Aunque hay un abundante uso de esos términos,[17]​ también se ha usado la expresión arte de las dictaduras o Arte y dictadura, título de una exposición de 1994[18]​ especialmente en la reflexión teórica que identifica el arte fascista con un arte de masas, un arte de propaganda o un estilo monumental (Walter Benjamin),[19]​ o para identificar la cultura fascista con el irracionalismo, la violencia, la simplificación, el populismo y la manipulación en cualquier ámbito;[20]​ no es muy evidente la determinación estilística de un estilo genérico que compartiera características comunes en las manifestaciones artísticas de los países donde el fascismo se desarrolló en los años 1930 y 1940; y que, por otro lado, pueden encontrarse sin dificultad en otro totalitarismo: el comunismo soviético.

El arte nacionalsocialista mantuvo una similitud con el estilo artístico soviético denominado realismo socialista; la opción consciente de Stalin por un gusto artístico de fácil asimilación por el pueblo, sin complicaciones intelectuales y que prescinde despectivamente de los complejos pequeñoburgueses que asocian el gusto popular al mal gusto o kitsch; lo que demostró ser un eficaz factor propagandístico, identitario y movilizador. El desprecio por el elitismo y el intelectualismo (antiintelectualismo),[22]​ impuesto a los propios intelectuales, que debían someterse a reeducación y desclasamiento, identificándose con la forma de ver el mundo de los proletarios y el «hombre nuevo» socialista, es uno de los factores clave de la vida cultural comunista, tanto en la Unión Soviética como fuera de ella, entre la gran cantidad de intelectuales y artistas que se aproximaron al comunismo.[23]

Se desmontó radicalmente, incluyendo la elimiación de los artistas sujetos a purgas, el florecimiento de las vanguardias estéticas que había caracterizado el periodo inicial de la revolución soviética desde 1917 y durante los años veinte; especialmente el constructivismo, la abstracción y cualquier desviación de lo figurativo en artes plásticas, pero que también afectó posteriormente al cine de Eisenstein y a la música de Prokofiev y Shostakóvich, acusada de formalista y cacofónica (decreto Zhdánov, 10 de febrero de 1948).

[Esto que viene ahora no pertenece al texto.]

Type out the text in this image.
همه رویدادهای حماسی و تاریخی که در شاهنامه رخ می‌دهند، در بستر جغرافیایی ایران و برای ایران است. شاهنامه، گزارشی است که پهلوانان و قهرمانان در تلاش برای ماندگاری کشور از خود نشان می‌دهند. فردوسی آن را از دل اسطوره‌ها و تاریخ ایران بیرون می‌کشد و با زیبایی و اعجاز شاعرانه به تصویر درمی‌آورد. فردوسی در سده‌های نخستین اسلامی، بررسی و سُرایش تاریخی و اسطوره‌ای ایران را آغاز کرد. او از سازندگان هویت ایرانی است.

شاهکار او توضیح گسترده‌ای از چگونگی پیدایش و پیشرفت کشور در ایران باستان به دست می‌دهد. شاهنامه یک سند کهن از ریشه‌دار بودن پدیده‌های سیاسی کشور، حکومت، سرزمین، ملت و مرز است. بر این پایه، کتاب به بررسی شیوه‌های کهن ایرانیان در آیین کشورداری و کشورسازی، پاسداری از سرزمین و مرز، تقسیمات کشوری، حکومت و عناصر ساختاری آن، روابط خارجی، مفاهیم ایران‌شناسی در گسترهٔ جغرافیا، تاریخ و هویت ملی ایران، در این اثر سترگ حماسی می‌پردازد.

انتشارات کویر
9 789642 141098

La coincidencia entre el arte nazi y el realismo socialista soviético llega hasta tal punto que el término «realismo heroico» se ha usado de forma indistinta para describir ambos.[24]

De un modo similar, la cultura de la Italia fascista mantuvo una estrecha relación desde sus inicios en los años veinte con el vanguardismo (especialmente el futurismo y el racionalismo arquitectónico, con proyectos tan atrevidos como la EUR); aunque cuanto más avanzó el régimen en la construcción de un sistema totalitario, con más claridad se definieron programas artísticos similares al realismo heroico o al menos compartiendo sus valores estético-propagandísticos.[25]​ Especialmente en escultura (Arturo Martini) y en cinematografía (Istituto Luce, estudios Cinecittà y el Centro Sperimentale di Cinematografia — Centro Experimental de Cinematografía). Toda la industria cinematográfica se puso bajo la autoridad de la Direzione generale per il cinema fundada en 1934 por Galeazzo Ciano y dirigida por Luigi Freddi. También intervino el propio hijo del Duce, Vittorio Mussolini. Entre las películas más declaramente fascistas estuvieron Vecchia guardia y 1860, de Alessandro Blasetti;[26]​ aunque la mayor parte de la ingente producción (600 películas en diez años) fue orientada al entretenimiento y la propagación de modelos de bienestar social cinema dei telefoni bianchi o cinema decó (cine de los teléfonos blancos o cine decó —por el Art decó—, especialmente en el periodo 1936-1943).[27]​ Desde los años veinte la subsecretaría de Estado per la stampa e la propaganda ('para la imprenta y la propaganda') y desde 1937 el Ministero della Cultura Popolare se encargaron del control de las manifestaciones artísticas y culturales.[28]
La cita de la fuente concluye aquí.